Detailed Description
The investigators will recruit and follow a randomly-chosen sample of NYCHA public housing residents in the proposed target community who meet multiple criteria for being considered vulnerable or underserved. The current study will address knowledge gaps regarding COVID-19 testing, treatment, and household prevention strategies, and generate new knowledge related to the epidemiology of COVID-19 in these communities. Working with community partners, the investigators will create an acceptable and feasible intervention and testing infrastructure in advance of the influenza season, with a view toward designing best practices for sustainable COVID-19 testing, prevention, and preparedness for vaccination trials. The investigators will implement a 2-arm RCT that will evaluate the effectiveness of the Nurse-CHW-Family Partnership Intervention in promoting COVID testing uptake, adoption of COVID control measures, and household mutual aid capacity. The investigators will recruit members of randomly selected households in their homes using area sampling methods used with excellent results in the investigators' previous research in the target community.
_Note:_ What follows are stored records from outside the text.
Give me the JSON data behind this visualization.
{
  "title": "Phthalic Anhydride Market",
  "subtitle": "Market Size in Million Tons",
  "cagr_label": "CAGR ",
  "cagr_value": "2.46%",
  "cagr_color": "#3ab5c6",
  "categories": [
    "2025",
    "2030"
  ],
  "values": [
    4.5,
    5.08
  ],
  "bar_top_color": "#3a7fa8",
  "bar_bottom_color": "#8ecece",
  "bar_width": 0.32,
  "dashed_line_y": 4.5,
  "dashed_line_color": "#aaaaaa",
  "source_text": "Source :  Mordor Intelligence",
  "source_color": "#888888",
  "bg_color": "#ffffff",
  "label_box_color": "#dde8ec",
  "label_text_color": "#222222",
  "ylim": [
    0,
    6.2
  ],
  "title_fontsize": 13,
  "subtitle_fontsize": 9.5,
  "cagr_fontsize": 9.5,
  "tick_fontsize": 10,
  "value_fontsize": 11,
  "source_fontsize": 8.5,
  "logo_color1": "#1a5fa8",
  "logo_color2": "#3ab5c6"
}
Participants will complete a baseline assessment and the entire household will be randomized to either the experimental or a treatment-as-usual control condition, which will be used to measure actual testing rates among public housing residents in relation to participant and household characteristics. The baseline sample will include 150 households, and 400 individual household members, randomized in a 2:1 ratio, intervention:control. Families will complete follow-up assessments at 6 and 9 months following the baseline. In-home testing and referral to seasonal influenza vaccination services will be offered to the intervention group; whereas the control group will receive treatment as usual at multiple NYC Department of Health COVID-19 testing sites that are within walking distance of each of the three housing complexes. Test acceptance will be recorded, and incentives will be paid for study visits, not for testing.
Investigators
Eligibility Criteria
Inclusion Criteria
- •Residence in one of the public housing complexes in Mott Haven, South Bronx
- •English or Spanish-speaking
- •Age 10 years or older
- •Willing and able to provide informed consent or assent
Exclusion Criteria
- •Non-resident of one of the public housing complexes in Mott Haven, South Bronx
- •Neither English nor Spanish speaker
- •Younger than 10 years old, unless household index case tests antigen positive. In this instance, all members of family will be included.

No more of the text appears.